Abstract:
The elucidation of the interaction mechanism between phospholipids and milk proteins within emulsions is pivotal for comprehending the properties of infant formula fat globules. In this study, multispectral methods and molecular docking were employed to explore the relationship between phosphatidylcholine (PC) and whey protein isolate (WPI). Observations indicate that the binding constant, alongside thermodynamic parameters, diminishes as temperature ascends, hinting at a predominantly static quenching mechanism.
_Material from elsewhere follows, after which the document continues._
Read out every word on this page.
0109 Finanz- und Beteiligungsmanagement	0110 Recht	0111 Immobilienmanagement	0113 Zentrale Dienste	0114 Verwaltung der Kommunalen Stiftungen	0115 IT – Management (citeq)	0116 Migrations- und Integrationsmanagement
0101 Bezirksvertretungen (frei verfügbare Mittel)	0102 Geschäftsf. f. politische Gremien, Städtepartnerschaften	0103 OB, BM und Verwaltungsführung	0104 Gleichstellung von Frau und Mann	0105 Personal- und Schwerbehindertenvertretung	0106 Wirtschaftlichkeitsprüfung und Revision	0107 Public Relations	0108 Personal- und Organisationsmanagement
Predominantly, van der Waals forces and hydrogen bonds constitute the core interactions between WPI and PC. This assertion is further substantiated by Fourier transform infrared spectroscopy, which verifies PC\'s influence on WPI\'s secondary structure. A detailed assessment of thermodynamic parameters coupled with molecular docking reveals that PC predominantly adheres to specific sites within α-lactalbumin, β-lactoglobulin, and bovine serum albumin, propelled by a synergy of hydrophobic interactions, hydrogen bonding, and van der Waals forces, with binding energies noted at -5.59, -6.71, and -7.85 kcal/mol, respectively. An increment in PC concentration is observed to amplify the emulsification properties of WPI whilst concurrently diminishing the zeta potential. This study establishes a theoretical foundation for applying the PC-WPI interaction mechanism in food.
摘要:
阐明乳液中磷脂和乳蛋白之间的相互作用机制对于理解婴儿配方脂肪球的特性至关重要。在这项研究中,采用多光谱方法和分子对接技术探讨磷脂酰胆碱(PC)与乳清分离蛋白(WPI)的关系。观察表明,结合常数,除了热力学参数,随着温度的升高,暗示主要是静态淬火机制。主要是,范德华力和氢键构成了WPI和PC之间的核心相互作用。傅里叶变换红外光谱进一步证实了这一论断,用于验证PC对WPI二级结构的影响。对分子对接的热力学参数的详细评估表明,PC主要粘附于α-乳清蛋白内的特定位点,β-乳球蛋白,和牛血清白蛋白,由疏水相互作用的协同作用推动,氢键,和范德华部队,结合能分别为-5.59、-6.71和-7.85kcal/mol,分别。观察到PC浓度的增加放大了WPI的乳化性质,同时降低了ζ电位。本研究为PC-WPI相互作用机制在食品中的应用奠定了理论基础。